In ogni caso, la separazione personale, che presuppone l’intollerabilità della convivenza, non determina lo scioglimento del vincolo coniugale, determinando soltanto la cessazione del dovere di coabitazione tra i coniugi, salvi gli altri.

Ora, frequenti sono le ipotesi di addebito per violazione del dovere di coabitazione o del dovere di fedeltà, ovvero i casi di addebito per abbandono del tetto coniugale o tradimento, sempre che tali eventi abbiano reso impossibile la prosecuzione della convivenza, ovvero ne siano stati la causa e non l’effetto, in quanto non consequenziali e successivi alla rottura.

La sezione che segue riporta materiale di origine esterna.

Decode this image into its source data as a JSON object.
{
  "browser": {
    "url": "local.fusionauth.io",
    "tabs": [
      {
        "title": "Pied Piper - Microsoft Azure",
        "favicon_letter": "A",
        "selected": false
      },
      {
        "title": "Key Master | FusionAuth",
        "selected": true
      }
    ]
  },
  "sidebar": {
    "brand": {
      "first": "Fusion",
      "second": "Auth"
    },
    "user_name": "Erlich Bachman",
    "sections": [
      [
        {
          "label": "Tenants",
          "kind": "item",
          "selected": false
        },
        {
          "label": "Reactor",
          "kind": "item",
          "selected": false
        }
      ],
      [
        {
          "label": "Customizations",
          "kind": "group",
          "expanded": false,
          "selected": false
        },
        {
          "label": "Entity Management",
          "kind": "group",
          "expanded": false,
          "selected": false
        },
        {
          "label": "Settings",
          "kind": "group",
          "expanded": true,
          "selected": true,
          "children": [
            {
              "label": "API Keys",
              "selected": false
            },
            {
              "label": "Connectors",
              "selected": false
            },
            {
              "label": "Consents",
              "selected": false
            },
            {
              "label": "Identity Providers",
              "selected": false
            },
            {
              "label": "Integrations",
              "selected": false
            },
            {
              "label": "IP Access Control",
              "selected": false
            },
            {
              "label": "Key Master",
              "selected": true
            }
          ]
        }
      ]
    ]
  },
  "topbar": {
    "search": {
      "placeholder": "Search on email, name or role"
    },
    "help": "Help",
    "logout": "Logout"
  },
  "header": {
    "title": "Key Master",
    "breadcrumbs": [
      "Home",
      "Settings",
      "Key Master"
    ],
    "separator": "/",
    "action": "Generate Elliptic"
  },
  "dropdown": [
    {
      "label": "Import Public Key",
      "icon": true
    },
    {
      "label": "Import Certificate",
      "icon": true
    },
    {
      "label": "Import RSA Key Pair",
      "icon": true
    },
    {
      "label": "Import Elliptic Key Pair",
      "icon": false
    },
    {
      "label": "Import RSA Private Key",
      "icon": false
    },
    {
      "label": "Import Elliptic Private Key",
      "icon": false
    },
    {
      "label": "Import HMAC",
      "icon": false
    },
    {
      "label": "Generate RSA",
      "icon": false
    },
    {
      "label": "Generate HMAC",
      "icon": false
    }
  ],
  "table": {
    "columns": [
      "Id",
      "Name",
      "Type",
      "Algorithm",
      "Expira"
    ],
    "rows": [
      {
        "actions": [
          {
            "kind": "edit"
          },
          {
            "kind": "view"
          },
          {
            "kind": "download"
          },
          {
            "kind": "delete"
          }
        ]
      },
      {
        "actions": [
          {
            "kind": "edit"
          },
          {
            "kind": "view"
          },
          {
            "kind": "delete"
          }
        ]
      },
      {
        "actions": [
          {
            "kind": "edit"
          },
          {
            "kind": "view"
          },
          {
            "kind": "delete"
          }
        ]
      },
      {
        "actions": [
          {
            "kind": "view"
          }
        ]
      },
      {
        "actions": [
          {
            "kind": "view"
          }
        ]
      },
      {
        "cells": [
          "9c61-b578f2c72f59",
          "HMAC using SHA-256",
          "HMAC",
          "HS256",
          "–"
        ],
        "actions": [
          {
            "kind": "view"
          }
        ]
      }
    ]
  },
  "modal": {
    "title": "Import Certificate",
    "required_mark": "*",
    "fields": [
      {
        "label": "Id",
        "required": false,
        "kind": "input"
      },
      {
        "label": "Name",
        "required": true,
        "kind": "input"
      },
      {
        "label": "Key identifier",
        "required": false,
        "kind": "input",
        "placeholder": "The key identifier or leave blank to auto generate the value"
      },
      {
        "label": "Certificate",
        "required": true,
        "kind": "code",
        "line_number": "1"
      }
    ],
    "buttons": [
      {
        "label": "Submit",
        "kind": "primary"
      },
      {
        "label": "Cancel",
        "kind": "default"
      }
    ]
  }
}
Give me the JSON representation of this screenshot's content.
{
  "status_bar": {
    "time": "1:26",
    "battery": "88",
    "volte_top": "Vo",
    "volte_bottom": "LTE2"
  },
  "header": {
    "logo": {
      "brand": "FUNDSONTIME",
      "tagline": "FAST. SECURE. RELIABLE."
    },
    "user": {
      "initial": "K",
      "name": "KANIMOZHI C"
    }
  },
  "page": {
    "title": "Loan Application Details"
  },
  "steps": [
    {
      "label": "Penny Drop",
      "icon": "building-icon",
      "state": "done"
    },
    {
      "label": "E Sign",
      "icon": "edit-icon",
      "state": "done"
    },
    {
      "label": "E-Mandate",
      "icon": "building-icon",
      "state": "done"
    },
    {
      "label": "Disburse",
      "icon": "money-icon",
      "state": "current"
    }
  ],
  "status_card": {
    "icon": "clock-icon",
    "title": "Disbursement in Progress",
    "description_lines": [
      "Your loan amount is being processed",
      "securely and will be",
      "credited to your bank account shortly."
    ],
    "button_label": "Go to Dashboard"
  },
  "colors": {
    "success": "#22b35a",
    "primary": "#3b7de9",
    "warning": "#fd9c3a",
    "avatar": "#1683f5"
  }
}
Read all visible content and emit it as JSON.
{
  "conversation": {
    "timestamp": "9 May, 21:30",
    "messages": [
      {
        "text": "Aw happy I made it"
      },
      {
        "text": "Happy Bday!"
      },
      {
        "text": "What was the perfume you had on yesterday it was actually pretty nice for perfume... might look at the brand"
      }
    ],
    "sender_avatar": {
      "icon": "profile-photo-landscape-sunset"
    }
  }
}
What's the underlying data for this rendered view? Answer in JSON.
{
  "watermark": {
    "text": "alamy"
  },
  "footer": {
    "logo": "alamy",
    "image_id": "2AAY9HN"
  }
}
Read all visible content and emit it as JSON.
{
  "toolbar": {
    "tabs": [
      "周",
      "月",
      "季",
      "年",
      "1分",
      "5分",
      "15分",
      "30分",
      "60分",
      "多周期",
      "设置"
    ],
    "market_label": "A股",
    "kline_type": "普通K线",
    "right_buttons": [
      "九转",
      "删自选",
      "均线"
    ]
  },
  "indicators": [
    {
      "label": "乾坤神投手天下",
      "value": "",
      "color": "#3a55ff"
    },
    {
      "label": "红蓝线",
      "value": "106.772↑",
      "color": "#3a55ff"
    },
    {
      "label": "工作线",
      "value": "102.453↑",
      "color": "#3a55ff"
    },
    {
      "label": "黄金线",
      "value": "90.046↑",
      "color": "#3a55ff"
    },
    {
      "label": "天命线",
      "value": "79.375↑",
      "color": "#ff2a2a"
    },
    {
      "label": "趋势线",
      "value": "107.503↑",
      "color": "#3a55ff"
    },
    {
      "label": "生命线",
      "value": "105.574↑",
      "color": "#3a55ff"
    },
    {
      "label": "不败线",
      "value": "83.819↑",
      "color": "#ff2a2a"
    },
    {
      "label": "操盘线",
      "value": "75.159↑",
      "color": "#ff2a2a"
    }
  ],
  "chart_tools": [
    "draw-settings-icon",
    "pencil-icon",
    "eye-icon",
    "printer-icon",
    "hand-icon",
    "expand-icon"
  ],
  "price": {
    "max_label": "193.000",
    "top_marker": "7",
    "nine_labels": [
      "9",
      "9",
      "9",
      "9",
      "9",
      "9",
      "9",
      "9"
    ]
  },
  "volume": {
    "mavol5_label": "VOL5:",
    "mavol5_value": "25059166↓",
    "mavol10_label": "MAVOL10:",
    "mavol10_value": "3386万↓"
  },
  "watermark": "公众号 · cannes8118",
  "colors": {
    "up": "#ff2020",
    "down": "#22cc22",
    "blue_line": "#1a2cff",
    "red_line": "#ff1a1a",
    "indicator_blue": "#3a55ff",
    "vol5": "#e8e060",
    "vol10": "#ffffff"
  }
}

In particolare, relativamente all’addebito della separazione per violazione del dovere di fedeltà, la giurisprudenza più recente ha a più riprese affermato che debba attribuirsi rilevanza anche ai plausibili sospetti di infedeltà (ex multiis “Quando la relazione intrattenuta dal coniuge con terzi… sia idonea a dar luogo a plausibili sospetti di infedeltà, è tale da costituire causa di addebito della separazione ex art. 151 c.c. anche qualora di fatto non si sostanzi in un vero e proprio tradimento, poiché in ogni caso tale da determinare l’offesa alla dignità ed all’onore dell’altro coniuge” Sentenza Trib. Trieste n. 307 del 24.03.2011; in tal senso anche una recentissima pronuncia della Suprema Corte, secondo la quale “La relazione con estranei che dia luogo a plausibili sospetti d’infedeltà rende addebitabile la separazione, quando comporti offesa alla dignità ed all’onore del coniuge, anche se non si sostanzi in adulterio” Corte di Cassazione, ordinanza n. 1136/20).

Si tratta di pronunce fondamentali che a protezione dei diritti costituzionalmente tutelati quali la dignità e l’onore dell’individuo, rendono meno gravoso l’onere probatorio a carico dell’istante, il quale può ben sperare nell’addebito a carico dell’altro coniuge pur non fornendo la gravosa prova dell’adulterio sic et simpliciter. Tanto che il ricorrente non dovrà dimostrare l’avvenuto tradimento, ma dovrà provare che la notizia del rapporto extraconiugale sia stata diffusa e resa nota alla collettività in danno alla propria reputazione e dignità. Pertanto, potrà comportare l’addebito anche un tradimento solo millantato, nel caso in cui, reso noto, abbia leso la dignità e la reputazione del coniuge offeso.